I nie chodzi tu o żadne szaleństwo tylko najpopularniejsza zupę kuchni khmerskiej. Dopiero wczoraj spróbowałam po raz pierwszy amoku z rybą i to w sumie wbrew sobie, bo nie lubię ciężkich kremowych zup, w których niepotrzebnie pływają pyry. Żeby było jasne: jako córka człowieka z wielkopolski nie mam nic do ziemniaków, a na pewno uwielbiam pieczone czy z ogniska. Po prostu było tu o jednego” grzyba” za dużo w tym amoku. Ale zjadłam wszystko jak mnie w domu uczyli.

No i znów siedzę w SR (Star Rise) czekając na Amok, tym razem z tofu (nie mieli kurczaka dziś, a amok z kurczakiem wg. bohomazów na ścianie jest totalnym hitem), choć zarzekałam się, ze ten pierwszy to był tylko obowiązkowy, taki kulinarny ‘mus’. No bo w końcu nie spróbować amoku w Kambodży to jak nie zjeść pizzy we Włoszech lub bagietki we Francji. Ale to co najmniej mi się w potrawie podobało, czyli mleczko kokosowe które nadało wywarowi niepotrzebnej ciężkości, już następnego dnia w okolicy lunchu przygnało mnie znów do SR. Jest w tym smaku coś nęcącego czy nawet uzależniającego.
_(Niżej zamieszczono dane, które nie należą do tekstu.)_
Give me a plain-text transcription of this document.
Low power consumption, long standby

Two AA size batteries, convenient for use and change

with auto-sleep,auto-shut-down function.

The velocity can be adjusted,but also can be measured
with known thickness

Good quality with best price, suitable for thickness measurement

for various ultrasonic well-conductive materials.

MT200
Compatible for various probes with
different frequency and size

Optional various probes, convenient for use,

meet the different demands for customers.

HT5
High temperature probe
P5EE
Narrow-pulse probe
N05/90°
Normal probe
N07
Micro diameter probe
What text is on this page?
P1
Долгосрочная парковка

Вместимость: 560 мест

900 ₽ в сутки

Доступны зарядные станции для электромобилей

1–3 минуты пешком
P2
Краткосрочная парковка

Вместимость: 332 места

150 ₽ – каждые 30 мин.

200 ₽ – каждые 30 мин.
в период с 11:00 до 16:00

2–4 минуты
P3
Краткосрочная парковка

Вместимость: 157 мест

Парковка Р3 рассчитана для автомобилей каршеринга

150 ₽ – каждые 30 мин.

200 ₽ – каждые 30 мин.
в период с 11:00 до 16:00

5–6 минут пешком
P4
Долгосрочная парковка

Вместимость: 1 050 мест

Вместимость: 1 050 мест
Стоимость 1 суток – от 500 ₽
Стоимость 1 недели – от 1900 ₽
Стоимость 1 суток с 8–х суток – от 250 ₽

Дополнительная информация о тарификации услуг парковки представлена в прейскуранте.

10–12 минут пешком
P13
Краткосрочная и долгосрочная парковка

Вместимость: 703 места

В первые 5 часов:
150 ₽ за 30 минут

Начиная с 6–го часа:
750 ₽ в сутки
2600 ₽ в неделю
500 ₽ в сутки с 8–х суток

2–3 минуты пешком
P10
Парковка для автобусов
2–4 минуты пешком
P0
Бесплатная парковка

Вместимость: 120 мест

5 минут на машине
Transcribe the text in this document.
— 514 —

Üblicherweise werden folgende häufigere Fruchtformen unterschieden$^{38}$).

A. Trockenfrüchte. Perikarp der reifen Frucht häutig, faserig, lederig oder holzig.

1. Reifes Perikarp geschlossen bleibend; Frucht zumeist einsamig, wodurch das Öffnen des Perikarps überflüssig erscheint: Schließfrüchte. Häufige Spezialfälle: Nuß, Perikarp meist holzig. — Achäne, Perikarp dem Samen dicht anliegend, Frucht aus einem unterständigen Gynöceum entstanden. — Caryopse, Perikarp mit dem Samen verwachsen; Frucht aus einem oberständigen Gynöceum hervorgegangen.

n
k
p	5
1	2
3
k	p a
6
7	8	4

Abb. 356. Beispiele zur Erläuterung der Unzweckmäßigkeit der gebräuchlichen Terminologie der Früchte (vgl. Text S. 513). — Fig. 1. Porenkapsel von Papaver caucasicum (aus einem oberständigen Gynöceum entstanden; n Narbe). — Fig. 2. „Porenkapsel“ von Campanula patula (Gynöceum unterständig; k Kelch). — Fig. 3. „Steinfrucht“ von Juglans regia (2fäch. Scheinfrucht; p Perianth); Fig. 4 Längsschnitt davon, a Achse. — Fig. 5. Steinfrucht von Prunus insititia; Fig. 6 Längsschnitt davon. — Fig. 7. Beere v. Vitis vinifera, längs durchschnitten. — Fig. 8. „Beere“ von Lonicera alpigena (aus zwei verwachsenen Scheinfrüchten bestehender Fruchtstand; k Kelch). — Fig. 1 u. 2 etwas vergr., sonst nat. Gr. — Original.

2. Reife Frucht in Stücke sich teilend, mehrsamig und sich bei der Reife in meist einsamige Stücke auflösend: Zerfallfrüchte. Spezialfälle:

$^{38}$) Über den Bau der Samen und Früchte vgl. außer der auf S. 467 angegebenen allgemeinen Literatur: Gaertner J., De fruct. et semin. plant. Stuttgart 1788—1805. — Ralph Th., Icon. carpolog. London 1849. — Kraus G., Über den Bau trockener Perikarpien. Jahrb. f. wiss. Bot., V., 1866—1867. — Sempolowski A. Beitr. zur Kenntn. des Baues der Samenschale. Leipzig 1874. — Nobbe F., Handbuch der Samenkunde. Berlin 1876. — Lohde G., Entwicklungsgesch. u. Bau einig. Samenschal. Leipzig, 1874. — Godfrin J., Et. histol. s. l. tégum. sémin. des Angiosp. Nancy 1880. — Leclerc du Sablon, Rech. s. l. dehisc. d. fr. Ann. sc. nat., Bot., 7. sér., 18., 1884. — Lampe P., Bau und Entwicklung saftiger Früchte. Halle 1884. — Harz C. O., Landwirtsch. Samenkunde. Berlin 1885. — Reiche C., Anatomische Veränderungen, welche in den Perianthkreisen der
Gdy kelner wziął moje zamówienie i zniknął w kuchni, odpaliłam laptopa i po chwili udało mi się złapać Internet z kafejki ‘’Mango Beach’’ po przeciwnej stronie ulicy (no dobra, ‘’kradłam’’ bo znałam hasło). Zaczęłam szukać informacji na temat przyczyn dolegliwości które mnie ostatnio dopadły, a mianowicie puchłam na całym ciele. Oglądając się w lustrze nie poznawałam własnego ciała! Nogi, a zwłaszcza stopy ‘wylewały’’ mi się dosłownie z ‘’japonek’’. Brzuch miałam jak balon i to na pewno nie z głodu skoro już prawie mieszkałam w Star Rise. Więc przypomniała mi się cala ta historia z dietą wg. grupy krwi, odszukałam informacje na Internecie i po przestudiowaniu artykułu doszłam do wniosku, że coś w tym musi być. Jadłam i jadam głownie produkty z listy ”zakazanych” i moje objawy pasowały do tych opisanych w artykule. Ale co tu robić gdy mieszkam w krajach gdzie człowiek potyka się o ryż, tofu, kukurydze i kokosy czyli cos czego mi ”nie wolno”?

Na zdjęciu amok z rybą jedzony dnia poprzedniego. Nie mogłam niestety zrobić dziś zdjęcia amoku z tofu bo otoczona byłam jakimiś smętnymi turystami (jeden to wyglądem przypominał Jezusa z obrazka), którzy dziwnie mnie obserwowali, więc nie chciałam jeszcze bardziej zwracać na siebie uwagi. Zresztą zupa wyglądała tak samo tylko zamiast ryby pływały kawałki tofu.